Cluster of Excellence “Machine Learning”
In general, I am interested in finding guarantees for and limitations of machine learning algorithms, as well as suitable inductive biases in the climate science context.
In our recent paper, we explored empirical distortions in climate networks originating in limited amounts of noisy data. We also found that common resampling procedures to quantify significant behaviour in climate networks do not adequately capture intrinsic network variance. It remains a matter of ongoing work to find suitable statistical corrections as well as resampling procedures that adequately capture intrinsic network variance.
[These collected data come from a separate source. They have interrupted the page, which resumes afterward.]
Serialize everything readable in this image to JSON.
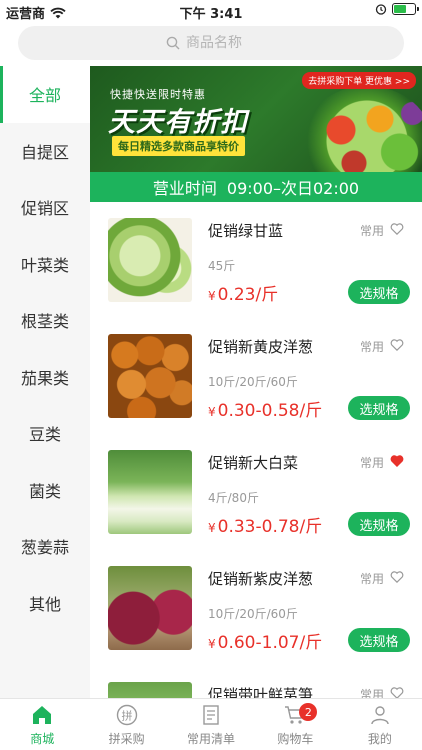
{
  "status_bar": {
    "carrier": "运营商",
    "time": "下午 3:41",
    "battery_level": 0.55
  },
  "search": {
    "placeholder": "商品名称"
  },
  "sidebar": {
    "items": [
      {
        "label": "全部",
        "active": true
      },
      {
        "label": "自提区"
      },
      {
        "label": "促销区"
      },
      {
        "label": "叶菜类"
      },
      {
        "label": "根茎类"
      },
      {
        "label": "茄果类"
      },
      {
        "label": "豆类"
      },
      {
        "label": "菌类"
      },
      {
        "label": "葱姜蒜"
      },
      {
        "label": "其他"
      }
    ]
  },
  "banner": {
    "top_text": "快捷快送限时特惠",
    "main_text": "天天有折扣",
    "sub_text": "每日精选多款商品享特价",
    "tag_text": "去拼采购下单 更优惠 >>"
  },
  "hours": {
    "label": "营业时间",
    "value": "09:00–次日02:00"
  },
  "products": [
    {
      "name": "促销绿甘蓝",
      "tag": "常用",
      "spec": "45斤",
      "currency": "¥",
      "price": "0.23/斤",
      "button": "选规格",
      "favorited": false,
      "thumb": "cabbage"
    },
    {
      "name": "促销新黄皮洋葱",
      "tag": "常用",
      "spec": "10斤/20斤/60斤",
      "currency": "¥",
      "price": "0.30-0.58/斤",
      "button": "选规格",
      "favorited": false,
      "thumb": "onion"
    },
    {
      "name": "促销新大白菜",
      "tag": "常用",
      "spec": "4斤/80斤",
      "currency": "¥",
      "price": "0.33-0.78/斤",
      "button": "选规格",
      "favorited": true,
      "thumb": "napa"
    },
    {
      "name": "促销新紫皮洋葱",
      "tag": "常用",
      "spec": "10斤/20斤/60斤",
      "currency": "¥",
      "price": "0.60-1.07/斤",
      "button": "选规格",
      "favorited": false,
      "thumb": "redonion"
    },
    {
      "name": "促销带叶鲜莴笋",
      "tag": "常用",
      "spec": "",
      "currency": "",
      "price": "",
      "button": "",
      "favorited": false,
      "thumb": "lettuce"
    }
  ],
  "tabbar": {
    "tabs": [
      {
        "label": "商城",
        "icon": "home-icon",
        "active": true
      },
      {
        "label": "拼采购",
        "icon": "group-buy-icon"
      },
      {
        "label": "常用清单",
        "icon": "list-icon"
      },
      {
        "label": "购物车",
        "icon": "cart-icon",
        "badge": "2"
      },
      {
        "label": "我的",
        "icon": "user-icon"
      }
    ]
  },
  "colors": {
    "accent": "#1db35c",
    "price": "#e8312a",
    "favorite": "#e8312a"
  }
}
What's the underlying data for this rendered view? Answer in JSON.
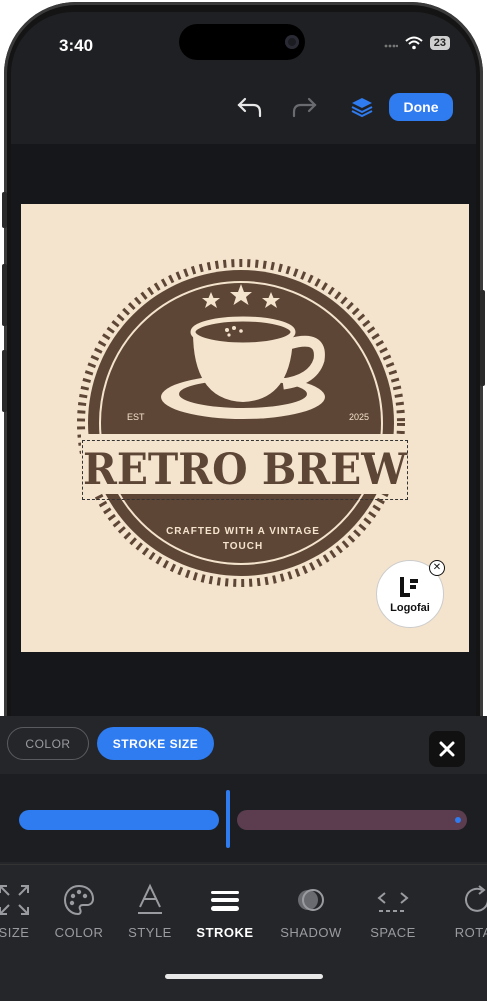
{
  "status_bar": {
    "time": "3:40",
    "battery": "23"
  },
  "header": {
    "done_label": "Done"
  },
  "logo": {
    "brand": "RETRO BREW",
    "est": "EST",
    "year": "2025",
    "tagline_1": "CRAFTED WITH A VINTAGE",
    "tagline_2": "TOUCH"
  },
  "watermark": {
    "label": "Logofai"
  },
  "panel": {
    "tabs": [
      {
        "label": "COLOR",
        "active": false
      },
      {
        "label": "STROKE SIZE",
        "active": true
      }
    ],
    "stroke_slider_value": 0.47
  },
  "tools": [
    {
      "label": "SIZE",
      "icon": "resize-icon"
    },
    {
      "label": "COLOR",
      "icon": "palette-icon"
    },
    {
      "label": "STYLE",
      "icon": "font-style-icon"
    },
    {
      "label": "STROKE",
      "icon": "stroke-lines-icon",
      "active": true
    },
    {
      "label": "SHADOW",
      "icon": "shadow-icon"
    },
    {
      "label": "SPACE",
      "icon": "letter-spacing-icon"
    },
    {
      "label": "ROTAT",
      "icon": "rotate-icon"
    }
  ],
  "colors": {
    "accent": "#2f7bf0",
    "logo_brown": "#5e4636",
    "logo_cream": "#f4e3cd",
    "panel_bg": "#25262a"
  }
}
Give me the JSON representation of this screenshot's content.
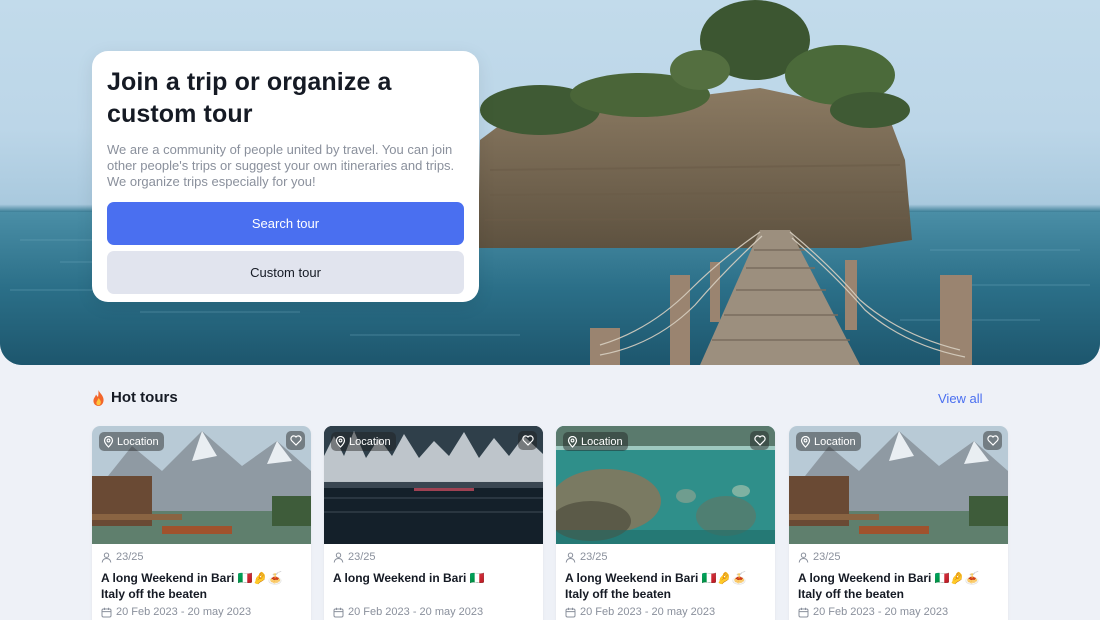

- High-dimensional Probability
- Calibrated Uncertainty Quantification
- Representation Learning
- Climate Data Analysis
I studied Mathematics at the University of Heidelberg with a focus on Mathematical Statistics and Machine Learning. In my master thesis I analyized the convergence rates of Wasserstein GANs with ReLU networks. In May 2021, I started my PhD under joint supervision of Ulrike von Luxburg in the Theory of Machine Learning group (TML) at Tuebingen university, computer science department, and Bedartha Goswami from the MLCS group. I am a scholar in the International Max Planck Research School for Intelligent Systems (IMPRS-IS), a graduate school for PhD students from both university and Max-Planck-Institute in Tuebingen and Stuttgart.